Ovarian cancer is one of the most lethal cancers of the female reproductive system. Most patients relapse with chemo-resistant form of the disease after chemotherapy. Preliminary research profiled drug resistant (IGROVCDDP) and sensitive (KB-5-5-11) cell line models using whole genome Affymetrix expression arrays which identified novel biomarkers; ROR1 and Rab27b. These were validated in publicly available microarray datasets and through PCR-based pilot study on ovarian cancer tissue blocks. The aim of this project was to investigate ROR1 and Rab27b as biomarkers for chemoresistance in ovarian cancer. Ovarian cancer cell line panel was assembled comprising of; HEY, SKOV-3, OVCAR-3 and OAW42. The IC50 doses of four drugs; cisplatin, carboplatin, taxol and talazoparib for the cell lines were determined. qPCR was carried out to investigate gene expression levels of ROR1, Rab27b and EMT markers in response to drug treatments for each cell line. ELISA’s and Immunocytochemistry were carried out to investigate protein expression and localization of the ROR1and Rab27b in response to drug treatments. An invasion assay was carried out to establish an invasion profile of the cell line panel. Knockdown of ROR1(and ROR2) in the resistant and sensitive cell lines was carried out to study the effects on chemo-resistance. Clinical tissue samples obtained from Westmead Hospital, Sydney, Australia were also stained and scored for ROR1(and vimentin). Kaplan-Meir survival analysis was carried out to investigate the impact of ROR1 (and vimentin) on patient outcomes.

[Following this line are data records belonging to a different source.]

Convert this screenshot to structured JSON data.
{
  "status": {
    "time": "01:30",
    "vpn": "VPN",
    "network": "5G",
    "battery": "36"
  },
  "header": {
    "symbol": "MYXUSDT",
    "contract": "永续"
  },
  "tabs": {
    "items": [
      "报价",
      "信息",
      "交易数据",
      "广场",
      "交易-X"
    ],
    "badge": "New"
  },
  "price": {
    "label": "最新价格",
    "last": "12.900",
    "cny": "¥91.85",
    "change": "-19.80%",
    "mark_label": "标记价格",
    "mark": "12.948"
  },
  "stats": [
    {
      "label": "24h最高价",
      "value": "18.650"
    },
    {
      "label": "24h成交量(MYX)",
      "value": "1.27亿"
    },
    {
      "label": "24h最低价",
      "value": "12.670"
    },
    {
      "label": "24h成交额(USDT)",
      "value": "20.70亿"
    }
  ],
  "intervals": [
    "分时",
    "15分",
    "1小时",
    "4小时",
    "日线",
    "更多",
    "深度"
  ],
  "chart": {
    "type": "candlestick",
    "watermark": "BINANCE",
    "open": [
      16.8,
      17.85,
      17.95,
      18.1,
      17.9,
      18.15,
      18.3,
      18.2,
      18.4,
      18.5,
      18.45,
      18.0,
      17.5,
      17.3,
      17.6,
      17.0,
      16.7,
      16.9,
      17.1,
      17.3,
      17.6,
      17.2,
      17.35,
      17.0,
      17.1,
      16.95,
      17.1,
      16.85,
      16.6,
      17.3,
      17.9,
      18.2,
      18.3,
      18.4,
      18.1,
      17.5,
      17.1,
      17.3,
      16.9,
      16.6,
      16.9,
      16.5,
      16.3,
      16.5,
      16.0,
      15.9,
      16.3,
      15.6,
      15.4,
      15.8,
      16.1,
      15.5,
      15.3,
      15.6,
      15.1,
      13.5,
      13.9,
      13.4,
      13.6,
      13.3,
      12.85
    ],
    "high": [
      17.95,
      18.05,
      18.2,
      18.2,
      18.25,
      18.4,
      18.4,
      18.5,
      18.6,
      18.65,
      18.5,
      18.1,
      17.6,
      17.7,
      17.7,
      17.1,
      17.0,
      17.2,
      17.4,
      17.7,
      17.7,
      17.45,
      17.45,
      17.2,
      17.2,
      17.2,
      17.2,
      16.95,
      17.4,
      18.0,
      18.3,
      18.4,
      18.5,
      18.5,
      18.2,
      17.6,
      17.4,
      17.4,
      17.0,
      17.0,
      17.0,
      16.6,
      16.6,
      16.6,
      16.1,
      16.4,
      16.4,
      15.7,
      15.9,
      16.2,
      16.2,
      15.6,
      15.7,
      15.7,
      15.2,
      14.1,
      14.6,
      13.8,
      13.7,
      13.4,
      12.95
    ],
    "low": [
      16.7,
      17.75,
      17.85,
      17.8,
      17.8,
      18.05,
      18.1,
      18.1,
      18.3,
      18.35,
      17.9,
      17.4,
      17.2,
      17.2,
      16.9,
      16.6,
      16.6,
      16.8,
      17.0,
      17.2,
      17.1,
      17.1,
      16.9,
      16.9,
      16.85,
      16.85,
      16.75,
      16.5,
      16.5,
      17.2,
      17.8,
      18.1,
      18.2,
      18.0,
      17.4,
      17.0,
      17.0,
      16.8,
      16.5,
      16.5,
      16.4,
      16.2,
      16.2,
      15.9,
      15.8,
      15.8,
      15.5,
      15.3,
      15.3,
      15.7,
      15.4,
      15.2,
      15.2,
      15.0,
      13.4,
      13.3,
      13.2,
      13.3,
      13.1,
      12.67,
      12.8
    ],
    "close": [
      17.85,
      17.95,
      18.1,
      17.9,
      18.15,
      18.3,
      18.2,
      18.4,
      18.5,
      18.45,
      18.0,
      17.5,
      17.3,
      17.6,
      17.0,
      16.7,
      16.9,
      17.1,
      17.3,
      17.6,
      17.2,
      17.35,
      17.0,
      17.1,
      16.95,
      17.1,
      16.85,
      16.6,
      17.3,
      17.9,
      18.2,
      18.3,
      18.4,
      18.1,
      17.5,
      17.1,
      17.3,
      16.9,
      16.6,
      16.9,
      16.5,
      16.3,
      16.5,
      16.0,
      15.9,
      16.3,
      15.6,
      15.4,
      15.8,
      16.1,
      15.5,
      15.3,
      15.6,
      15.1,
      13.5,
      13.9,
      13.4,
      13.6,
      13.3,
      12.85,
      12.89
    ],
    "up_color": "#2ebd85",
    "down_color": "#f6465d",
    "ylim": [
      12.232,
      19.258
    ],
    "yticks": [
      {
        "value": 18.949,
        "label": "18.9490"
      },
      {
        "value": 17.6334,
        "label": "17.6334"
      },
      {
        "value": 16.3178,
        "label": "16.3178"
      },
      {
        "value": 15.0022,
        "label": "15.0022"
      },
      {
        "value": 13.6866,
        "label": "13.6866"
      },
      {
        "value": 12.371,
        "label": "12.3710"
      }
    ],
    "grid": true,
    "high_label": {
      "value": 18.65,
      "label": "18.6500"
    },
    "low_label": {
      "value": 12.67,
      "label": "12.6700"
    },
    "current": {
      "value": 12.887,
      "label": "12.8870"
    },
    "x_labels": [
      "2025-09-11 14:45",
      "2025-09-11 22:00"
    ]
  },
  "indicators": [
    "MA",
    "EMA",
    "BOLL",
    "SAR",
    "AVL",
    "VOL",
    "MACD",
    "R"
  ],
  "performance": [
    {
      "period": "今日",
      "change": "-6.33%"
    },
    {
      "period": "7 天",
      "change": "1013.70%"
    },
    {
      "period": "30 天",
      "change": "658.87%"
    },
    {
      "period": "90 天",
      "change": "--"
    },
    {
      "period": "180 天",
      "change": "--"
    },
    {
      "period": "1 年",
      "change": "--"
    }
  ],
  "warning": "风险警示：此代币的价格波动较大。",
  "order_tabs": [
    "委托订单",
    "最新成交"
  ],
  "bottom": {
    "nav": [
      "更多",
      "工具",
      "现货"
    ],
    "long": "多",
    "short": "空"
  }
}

HEY cells were found to be the most resistant (p<0.05) and invasive (p<0.001) while OVCAR-3 was the opposite (p<0.001). Gene expression assays revealed ROR1 was highest in the resistant cell line. The protein assays revealed ROR1 expression was correlated with chemoresistance (R2 = 0.99) and invasion (R2 = 0.82). Knockdown studies in HEY and OVCAR-3 cells revealed a significant re-sensitisation to platinum-based drugs when undergoing simultaneous ROR1 and ROR2 silencing (p<0.05). Tissues stained for ROR1 and Vimentin showed a poor overall survival in ovarian cancer patients with high ROR1 and vimentin scores. Rab27b gene and protein assays revealed varying expression patterns with drug treatment indicating the need for further studies to better understand its role in chemoresistance. Overall, ROR1 is a promising predictive biomarker for chemoresistance which will be invaluable in the field of personalized medicine for ovarian cancer.